VENEZIA - Nel giro di 10 anni, le attività gestite da imprenditori cinesi sono passate da 84 a oltre 900. Una crescita esponenziale, di pari passo con la diminuzione di attività storiche in capo a veneziani ormai anziani. E la Cina parte alla conquista di piazza San Marco: dopo il caffè Aurora, all'ombra del campanile, dove i dipendenti sono cinesi, ecco che presto riaprirà i battenti l'ex Totobar, dopo due anni di chiusura.
E lo farà grazie a un'imprenditrice orientale già presente in città con altri pubblici esercizi, come ristoranti e bar.
«Un meccanismo - spiega Costalonga - per non pagare le tasse, permesso da una legge nazionale che andrebbe rivista. Nel caso dell'ex Totobar non ci sono problemi perchè il bar si presenterà come un servizio di qualità, l'importante è che rispetti le regole. Mi preoccupano invece i bed&breakfast, gli affittacamere e chi vende paccottiglia e apre e chiude nel giro di un anno, con una proliferazione di società fantasma che durano lo spazio di una denuncia. Ricordo il record di un'attività che in due anni ha chiuso e riaperto 19 volte».
Costalonga vuole intervenire alla radice, imponendo - come già fatto per Rialto e San Marco - anche ad esempio a Cannaregio, in Strada Nova e in altre zone una delibera che possa autorizzare nuove aperture di negozi solo a determinate merceologie di prodotto.

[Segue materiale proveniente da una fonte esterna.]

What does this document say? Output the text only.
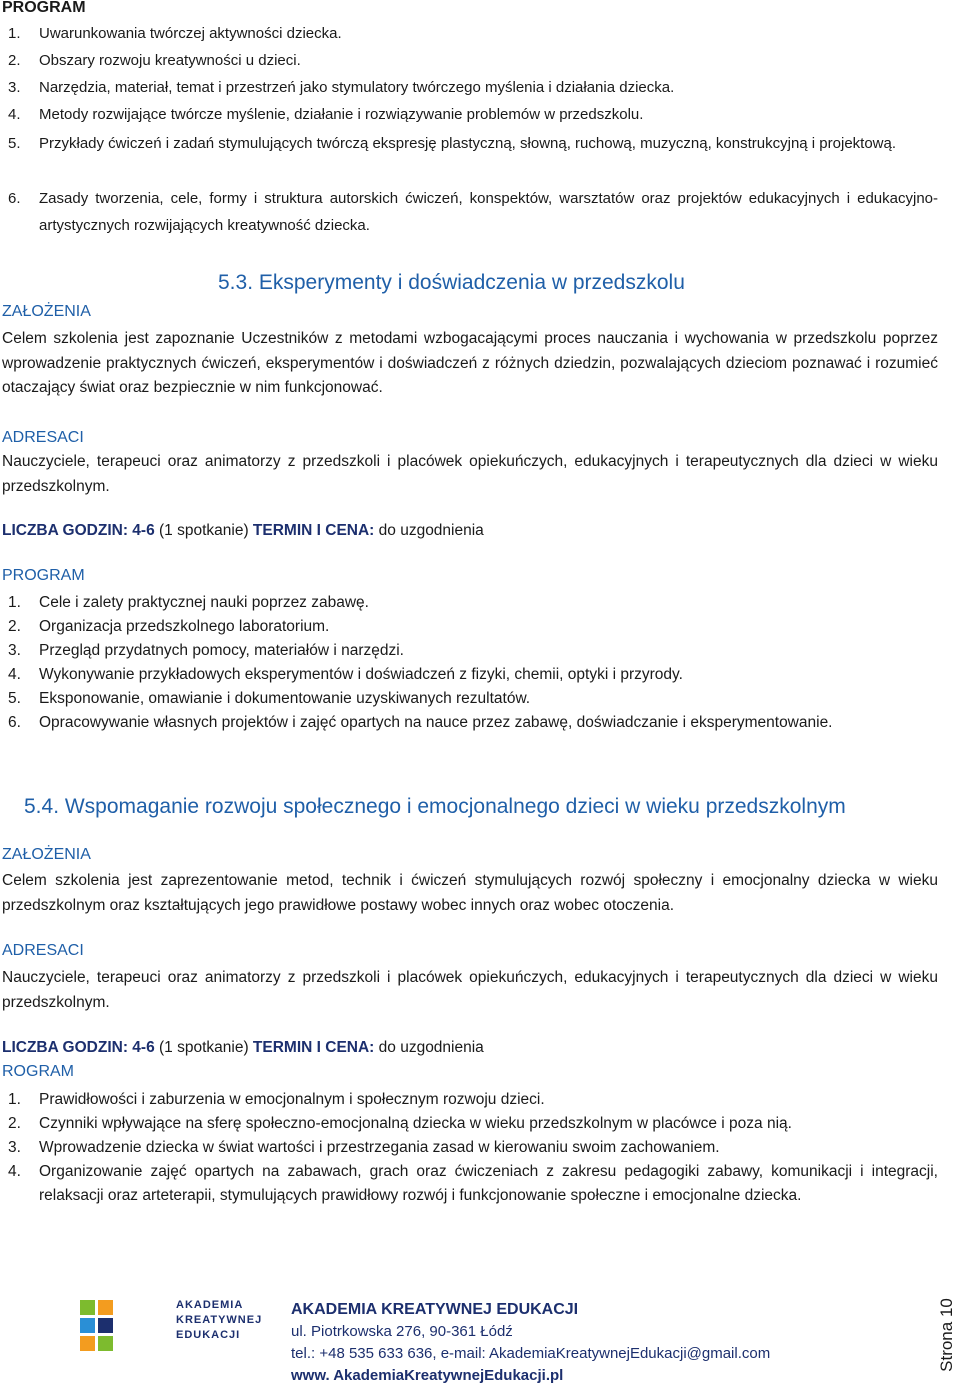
PROGRAM
1. Uwarunkowania twórczej aktywności dziecka.
2. Obszary rozwoju kreatywności u dzieci.
3. Narzędzia, materiał, temat i przestrzeń jako stymulatory twórczego myślenia i działania dziecka.
4. Metody rozwijające twórcze myślenie, działanie i rozwiązywanie problemów w przedszkolu.
5. Przykłady ćwiczeń i zadań stymulujących twórczą ekspresję plastyczną, słowną, ruchową, muzyczną, konstrukcyjną i projektową.
6. Zasady tworzenia, cele, formy i struktura autorskich ćwiczeń, konspektów, warsztatów oraz projektów edukacyjnych i edukacyjno-artystycznych rozwijających kreatywność dziecka.
5.3. Eksperymenty i doświadczenia w przedszkolu
ZAŁOŻENIA
Celem szkolenia jest zapoznanie Uczestników z metodami wzbogacającymi proces nauczania i wychowania w przedszkolu poprzez wprowadzenie praktycznych ćwiczeń, eksperymentów i doświadczeń z różnych dziedzin, pozwalających dzieciom poznawać i rozumieć otaczający świat oraz bezpiecznie w nim funkcjonować.
ADRESACI
Nauczyciele, terapeuci oraz animatorzy z przedszkoli i placówek opiekuńczych, edukacyjnych i terapeutycznych dla dzieci w wieku przedszkolnym.
LICZBA GODZIN: 4-6 (1 spotkanie) TERMIN I CENA: do uzgodnienia
PROGRAM
1. Cele i zalety praktycznej nauki poprzez zabawę.
2. Organizacja przedszkolnego laboratorium.
3. Przegląd przydatnych pomocy, materiałów i narzędzi.
4. Wykonywanie przykładowych eksperymentów i doświadczeń z fizyki, chemii, optyki i przyrody.
5. Eksponowanie, omawianie i dokumentowanie uzyskiwanych rezultatów.
6. Opracowywanie własnych projektów i zajęć opartych na nauce przez zabawę, doświadczanie i eksperymentowanie.
5.4. Wspomaganie rozwoju społecznego i emocjonalnego dzieci w wieku przedszkolnym
ZAŁOŻENIA
Celem szkolenia jest zaprezentowanie metod, technik i ćwiczeń stymulujących rozwój społeczny i emocjonalny dziecka w wieku przedszkolnym oraz kształtujących jego prawidłowe postawy wobec innych oraz wobec otoczenia.
ADRESACI
Nauczyciele, terapeuci oraz animatorzy z przedszkoli i placówek opiekuńczych, edukacyjnych i terapeutycznych dla dzieci w wieku przedszkolnym.
LICZBA GODZIN: 4-6 (1 spotkanie) TERMIN I CENA: do uzgodnienia
ROGRAM
1. Prawidłowości i zaburzenia w emocjonalnym i społecznym rozwoju dzieci.
2. Czynniki wpływające na sferę społeczno-emocjonalną dziecka w wieku przedszkolnym w placówce i poza nią.
3. Wprowadzenie dziecka w świat wartości i przestrzegania zasad w kierowaniu swoim zachowaniem.
4. Organizowanie zajęć opartych na zabawach, grach oraz ćwiczeniach z zakresu pedagogiki zabawy, komunikacji i integracji, relaksacji oraz arteterapii, stymulujących prawidłowy rozwój i funkcjonowanie społeczne i emocjonalne dziecka.
AKADEMIA
KREATYWNEJ
EDUKACJI
AKADEMIA KREATYWNEJ EDUKACJI
ul. Piotrkowska 276, 90-361 Łódź
tel.: +48 535 633 636, e-mail: AkademiaKreatywnejEdukacji@gmail.com
www. AkademiaKreatywnejEdukacji.pl
Strona 10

«Stiamo studiando quali codici merceologici inserire nella lista - propone Costalonga - chi vorrà aprire ex novo potrà farlo solo rispettando questa condizione. Un esempio potrebbe essere l'artigianato di qualità, o i tessuti, o l'abbigliamento di alta gamma. Nel caso uno voglia rilevare un'attività esistente, e quindi con altri prodotti, dovrà rilevare l'intera società commerciale, accollandosi anche i debiti accumulati. Quindi dovrà fare prima un'operazione di riorganizzazione e di pagamento delle tasse dovute, per poi riavviarsi». Insomma, un deterrente alle società che durano finchè non arriva una pattuglia di forze dell'ordine a controllare.